TensorFlow’s MirroredStrategy is actually a more efficient way to distribute training across multiple GPUs than the older ParameterServerStrategy, despite the latter’s name suggesting more direct control.
Let’s see MirroredStrategy in action. Imagine you have a simple Keras model and want to train it on two GPUs.
import tensorflow as tf
# Define a simple Keras model
def build_model():
model = tf.keras.Sequential([
tf.keras.layers.Dense(128, activation='relu', input_shape=(784,)),
tf.keras.layers.Dense(10, activation='softmax')
])
return model
# Create a MirroredStrategy
strategy = tf.distribute.MirroredStrategy()
print(f"Number of devices: {strategy.num_replicas_in_sync}")
# Build the model within the strategy's scope
with strategy.scope():
model = build_model()
optimizer = tf.keras.optimizers.Adam()
model.compile(optimizer=optimizer,
loss='sparse_categorical_crossentropy',
metrics=['accuracy'])
# Generate some dummy data
(x_train, y_train), _ = tf.keras.datasets.mnist.load_data()
x_train = x_train.reshape(-1, 784).astype('float32') / 255.0
y_train = y_train.astype('int32')
# Train the model
model.fit(x_train, y_train, epochs=5, batch_size=32)
When you run this, TensorFlow automatically divides the data and the model’s variables across the available GPUs.
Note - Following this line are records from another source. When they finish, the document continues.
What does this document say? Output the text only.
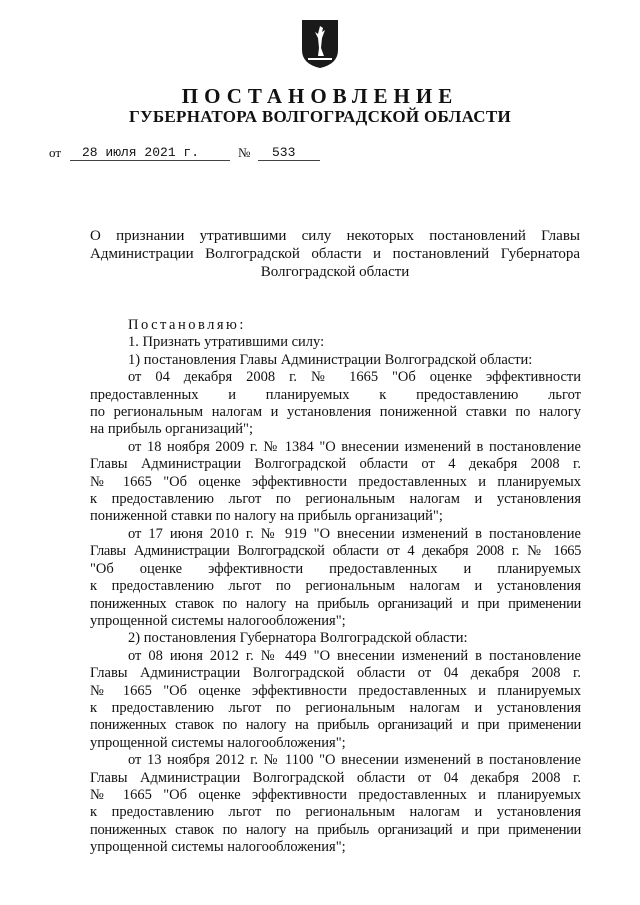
ПОСТАНОВЛЕНИЕ
ГУБЕРНАТОРА ВОЛГОГРАДСКОЙ ОБЛАСТИ
от 28 июля 2021 г.	№ 533
О признании утратившими силу некоторых постановлений Главы
Администрации Волгоградской области и постановлений Губернатора
Волгоградской области

Постановляю:

1. Признать утратившими силу:

1) постановления Главы Администрации Волгоградской области:

от 04 декабря 2008 г. № 1665 "Об оценке эффективности
предоставленных и планируемых к предоставлению льгот
по региональным налогам и установления пониженной ставки по налогу
на прибыль организаций";

от 18 ноября 2009 г. № 1384 "О внесении изменений в постановление
Главы Администрации Волгоградской области от 4 декабря 2008 г.
№ 1665 "Об оценке эффективности предоставленных и планируемых
к предоставлению льгот по региональным налогам и установления
пониженной ставки по налогу на прибыль организаций";

от 17 июня 2010 г. № 919 "О внесении изменений в постановление
Главы Администрации Волгоградской области от 4 декабря 2008 г. № 1665
"Об оценке эффективности предоставленных и планируемых
к предоставлению льгот по региональным налогам и установления
пониженных ставок по налогу на прибыль организаций и при применении
упрощенной системы налогообложения";

2) постановления Губернатора Волгоградской области:

от 08 июня 2012 г. № 449 "О внесении изменений в постановление
Главы Администрации Волгоградской области от 04 декабря 2008 г.
№ 1665 "Об оценке эффективности предоставленных и планируемых
к предоставлению льгот по региональным налогам и установления
пониженных ставок по налогу на прибыль организаций и при применении
упрощенной системы налогообложения";

от 13 ноября 2012 г. № 1100 "О внесении изменений в постановление
Главы Администрации Волгоградской области от 04 декабря 2008 г.
№ 1665 "Об оценке эффективности предоставленных и планируемых
к предоставлению льгот по региональным налогам и установления
пониженных ставок по налогу на прибыль организаций и при применении
упрощенной системы налогообложения";
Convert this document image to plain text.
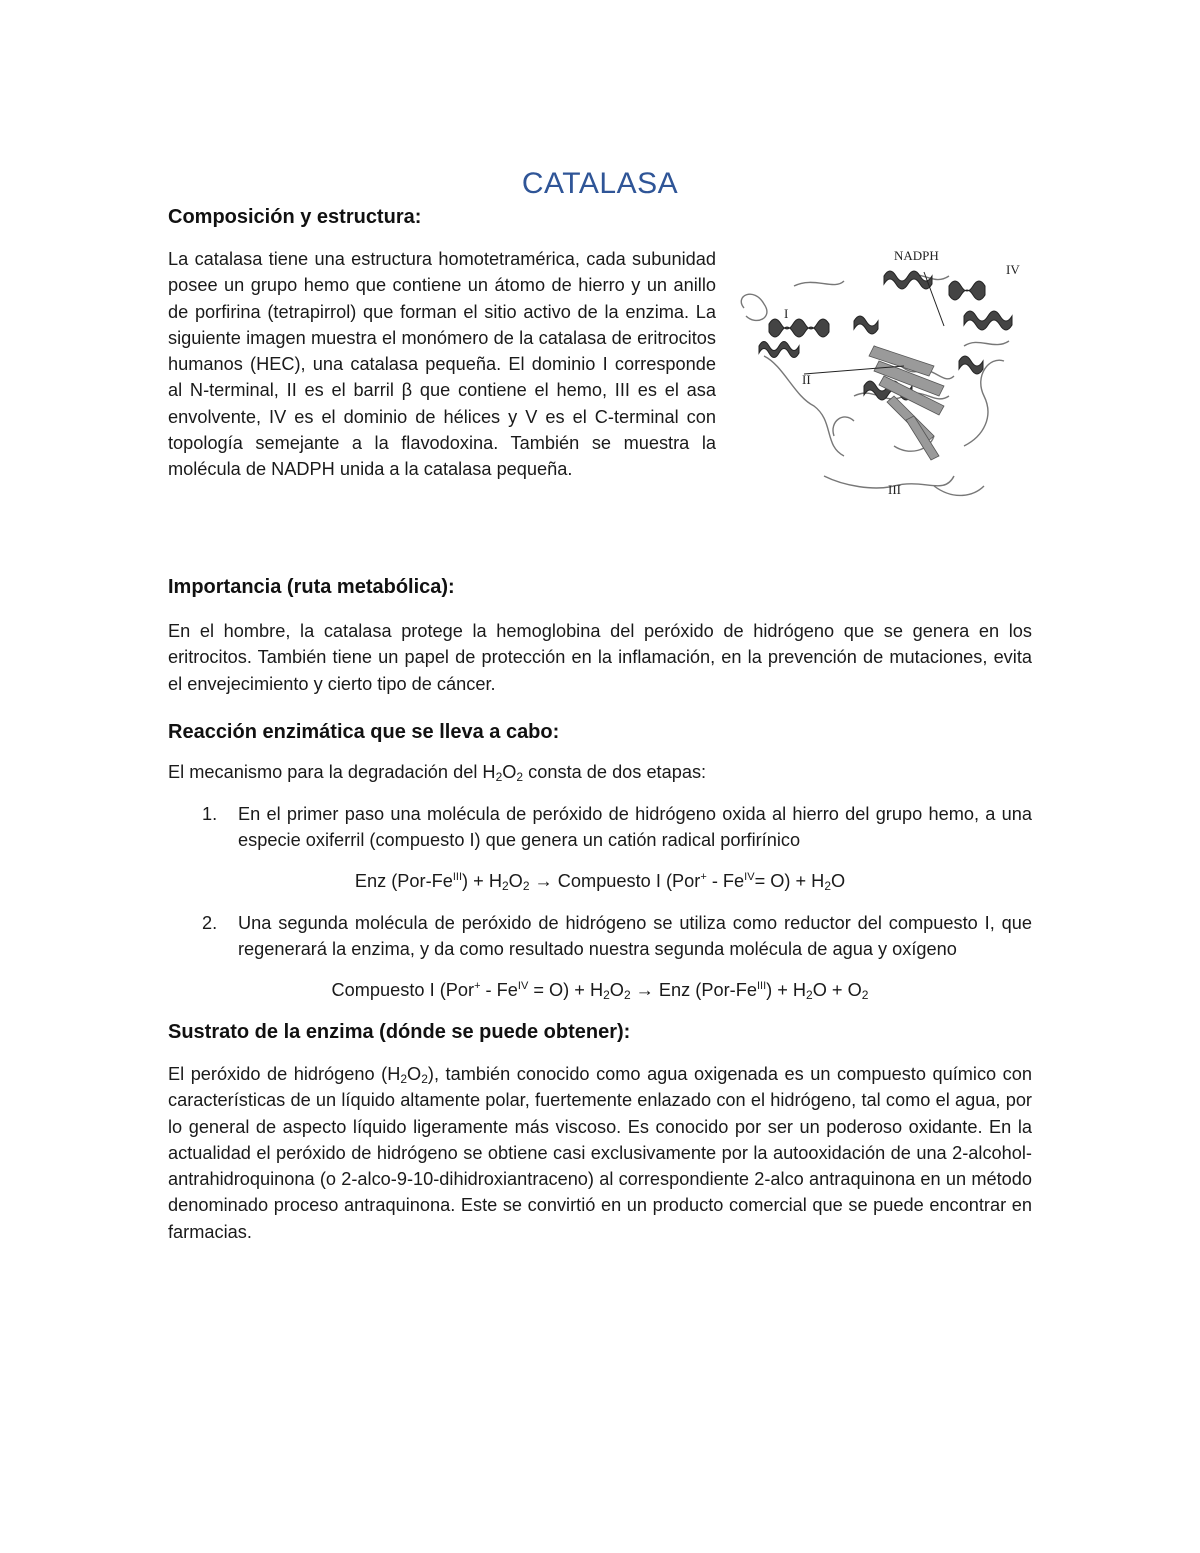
CATALASA
Composición y estructura:

La catalasa tiene una estructura homotetramérica, cada subunidad posee un grupo hemo que contiene un átomo de hierro y un anillo de porfirina (tetrapirrol) que forman el sitio activo de la enzima. La siguiente imagen muestra el monómero de la catalasa de eritrocitos humanos (HEC), una catalasa pequeña. El dominio I corresponde al N-terminal, II es el barril β que contiene el hemo, III es el asa envolvente, IV es el dominio de hélices y V es el C-terminal con topología semejante a la flavodoxina. También se muestra la molécula de NADPH unida a la catalasa pequeña.

NADPH
IV
I
II
III
Importancia (ruta metabólica):

En el hombre, la catalasa protege la hemoglobina del peróxido de hidrógeno que se genera en los eritrocitos. También tiene un papel de protección en la inflamación, en la prevención de mutaciones, evita el envejecimiento y cierto tipo de cáncer.

Reacción enzimática que se lleva a cabo:

El mecanismo para la degradación del $H_2O_2$ consta de dos etapas:

1. En el primer paso una molécula de peróxido de hidrógeno oxida al hierro del grupo hemo, a una especie oxiferril (compuesto I) que genera un catión radical porfirínico
Enz $(Por-Fe^{III}) + H_2O_2$ → Compuesto I $(Por^+ - Fe^{IV}= O) + H_2O$
2. Una segunda molécula de peróxido de hidrógeno se utiliza como reductor del compuesto I, que regenerará la enzima, y da como resultado nuestra segunda molécula de agua y oxígeno
Compuesto I $(Por^+ - Fe^{IV} = O) + H_2O_2$ → Enz $(Por-Fe^{III}) + H_2O + O_2$
Sustrato de la enzima (dónde se puede obtener):

El peróxido de hidrógeno $(H_2O_2)$, también conocido como agua oxigenada es un compuesto químico con características de un líquido altamente polar, fuertemente enlazado con el hidrógeno, tal como el agua, por lo general de aspecto líquido ligeramente más viscoso. Es conocido por ser un poderoso oxidante. En la actualidad el peróxido de hidrógeno se obtiene casi exclusivamente por la autooxidación de una 2-alcohol-antrahidroquinona (o 2-alco-9-10-dihidroxiantraceno) al correspondiente 2-alco antraquinona en un método denominado proceso antraquinona. Este se convirtió en un producto comercial que se puede encontrar en farmacias.
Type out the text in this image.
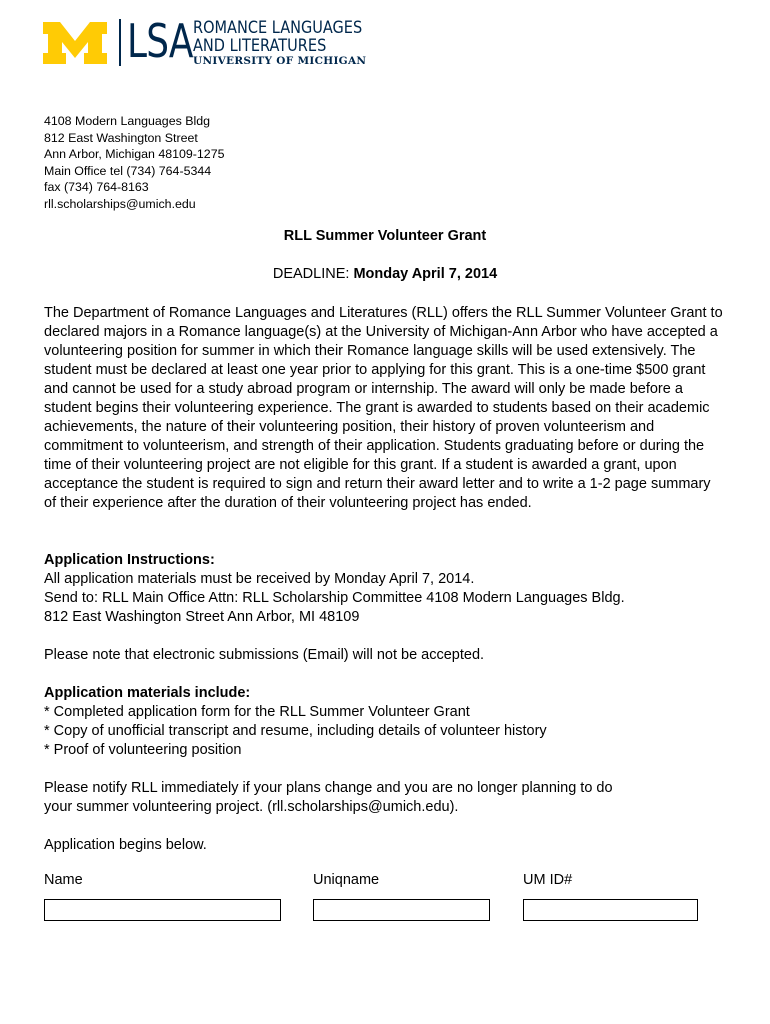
LSA ROMANCE LANGUAGES
AND LITERATURES
UNIVERSITY OF MICHIGAN
4108 Modern Languages Bldg
812 East Washington Street
Ann Arbor, Michigan 48109-1275
Main Office tel (734) 764-5344
fax (734) 764-8163
rll.scholarships@umich.edu
RLL Summer Volunteer Grant
DEADLINE: Monday April 7, 2014
The Department of Romance Languages and Literatures (RLL) offers the RLL Summer Volunteer Grant to declared majors in a Romance language(s) at the University of Michigan-Ann Arbor who have accepted a volunteering position for summer in which their Romance language skills will be used extensively. The student must be declared at least one year prior to applying for this grant. This is a one-time $500 grant and cannot be used for a study abroad program or internship. The award will only be made before a student begins their volunteering experience. The grant is awarded to students based on their academic achievements, the nature of their volunteering position, their history of proven volunteerism and commitment to volunteerism, and strength of their application. Students graduating before or during the time of their volunteering project are not eligible for this grant. If a student is awarded a grant, upon acceptance the student is required to sign and return their award letter and to write a 1-2 page summary of their experience after the duration of their volunteering project has ended.
Application Instructions:
All application materials must be received by Monday April 7, 2014.
Send to: RLL Main Office Attn: RLL Scholarship Committee 4108 Modern Languages Bldg.
812 East Washington Street Ann Arbor, MI 48109
Please note that electronic submissions (Email) will not be accepted.
Application materials include:
* Completed application form for the RLL Summer Volunteer Grant
* Copy of unofficial transcript and resume, including details of volunteer history
* Proof of volunteering position
Please notify RLL immediately if your plans change and you are no longer planning to do
your summer volunteering project. (rll.scholarships@umich.edu).
Application begins below.
Name	Uniqname	UM ID#
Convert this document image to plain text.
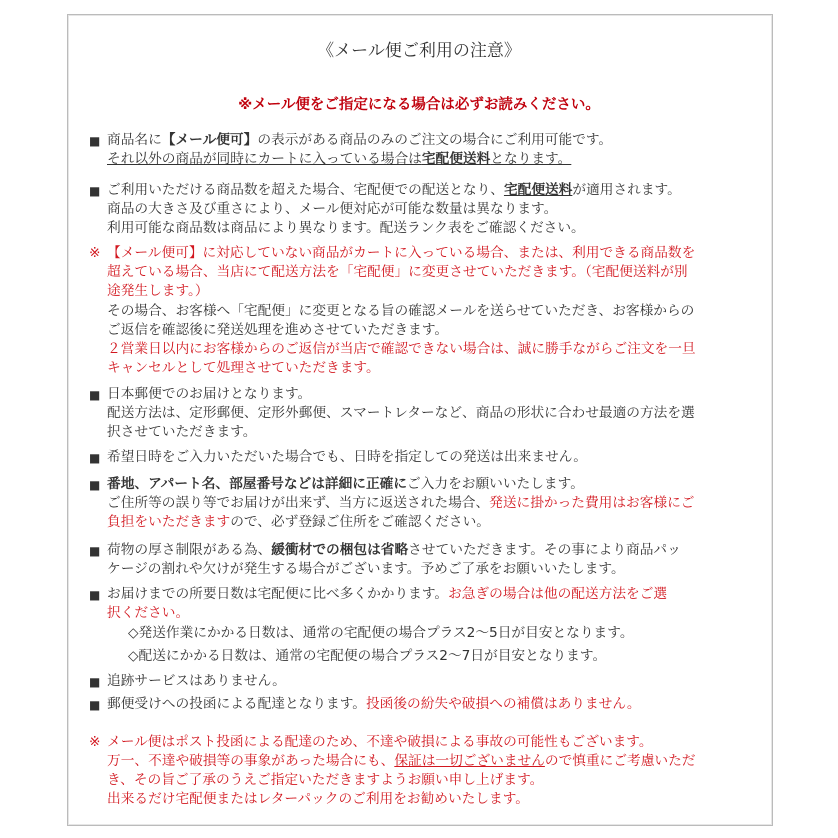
《メール便ご利用の注意》
※メール便をご指定になる場合は必ずお読みください。
■ 商品名に【メール便可】の表示がある商品のみのご注文の場合にご利用可能です。
それ以外の商品が同時にカートに入っている場合は宅配便送料となります。
■ ご利用いただける商品数を超えた場合、宅配便での配送となり、宅配便送料が適用されます。
商品の大きさ及び重さにより、メール便対応が可能な数量は異なります。
利用可能な商品数は商品により異なります。配送ランク表をご確認ください。
※ 【メール便可】に対応していない商品がカートに入っている場合、または、利用できる商品数を
超えている場合、当店にて配送方法を「宅配便」に変更させていただきます。（宅配便送料が別
途発生します。）
その場合、お客様へ「宅配便」に変更となる旨の確認メールを送らせていただき、お客様からの
ご返信を確認後に発送処理を進めさせていただきます。
２営業日以内にお客様からのご返信が当店で確認できない場合は、誠に勝手ながらご注文を一旦
キャンセルとして処理させていただきます。
■ 日本郵便でのお届けとなります。
配送方法は、定形郵便、定形外郵便、スマートレターなど、商品の形状に合わせ最適の方法を選
択させていただきます。
■ 希望日時をご入力いただいた場合でも、日時を指定しての発送は出来ません。
■ 番地、アパート名、部屋番号などは詳細に正確にご入力をお願いいたします。
ご住所等の誤り等でお届けが出来ず、当方に返送された場合、発送に掛かった費用はお客様にご
負担をいただきますので、必ず登録ご住所をご確認ください。
■ 荷物の厚さ制限がある為、緩衝材での梱包は省略させていただきます。その事により商品パッ
ケージの割れや欠けが発生する場合がございます。予めご了承をお願いいたします。
■ お届けまでの所要日数は宅配便に比べ多くかかります。お急ぎの場合は他の配送方法をご選
択ください。
◇発送作業にかかる日数は、通常の宅配便の場合プラス2～5日が目安となります。
◇配送にかかる日数は、通常の宅配便の場合プラス2～7日が目安となります。
■ 追跡サービスはありません。
■ 郵便受けへの投函による配達となります。投函後の紛失や破損への補償はありません。
※ メール便はポスト投函による配達のため、不達や破損による事故の可能性もございます。
万一、不達や破損等の事象があった場合にも、保証は一切ございませんので慎重にご考慮いただ
き、その旨ご了承のうえご指定いただきますようお願い申し上げます。
出来るだけ宅配便またはレターパックのご利用をお勧めいたします。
MirroredStrategy creates a replica of your model on each GPU. During the forward pass, each replica processes a slice of the input batch. Gradients are then computed independently on each replica. The crucial part is the synchronization: before the optimizer updates the weights, the gradients from all replicas are averaged. This ensures that all model replicas stay in sync. The print(f"Number of devices: {strategy.num_replicas_in_sync}") will output the number of GPUs TensorFlow detected and is using for distribution.
The core problem MirroredStrategy solves is efficiently scaling training by leveraging multiple processing units without the overhead of explicit communication for every single operation. Unlike older methods where a central parameter server might become a bottleneck, MirroredStrategy performs gradient aggregation locally on each node (or GPU in this case) before a final reduction. This minimizes network latency and maximizes GPU utilization. The strategy.scope() context manager is key; any Keras objects (like the model, optimizer, and variables) created within this scope are automatically distributed according to the strategy.
The ParameterServerStrategy (and its asynchronous variant) was designed for distributed training across multiple machines, often with a dedicated set of "parameter servers" that hold the model’s weights. Workers would fetch weights from the servers, compute gradients, and push those gradients back. This is powerful for massive models and clusters but introduces significant communication overhead. MirroredStrategy is optimized for a single machine with multiple GPUs, where communication between GPUs is much faster. It achieves data parallelism by replicating the entire model on each device and synchronously averaging gradients.
The surprising efficiency of MirroredStrategy comes from its implicit collective operations. When gradients are calculated on each GPU, TensorFlow uses highly optimized communication primitives (like tf.distribute.Strategy.reduce with SUM_OVER_REACH) to average them. This is often implemented using NCCL (NVIDIA Collective Communications Library) on NVIDIA hardware, which is extremely fast for intra-node GPU communication. The optimizer then applies the averaged gradient to the local copy of the weights on each GPU, ensuring consistency.
A common pitfall is not placing model and optimizer creation within the strategy.scope(). If you create your model or optimizer outside this context, they won’t be aware of the distribution strategy, and training will likely occur on only one device (the CPU or the first GPU), negating the benefits of multi-GPU setup. The optimizer itself is also replicated, and its apply_gradients method is orchestrated by the strategy to update all replicas correctly.
If you intend to distribute training across multiple machines, you would typically use MultiWorkerMirroredStrategy or ParameterServerStrategy (though MultiWorkerMirroredStrategy is generally preferred for its synchronous nature and ease of use).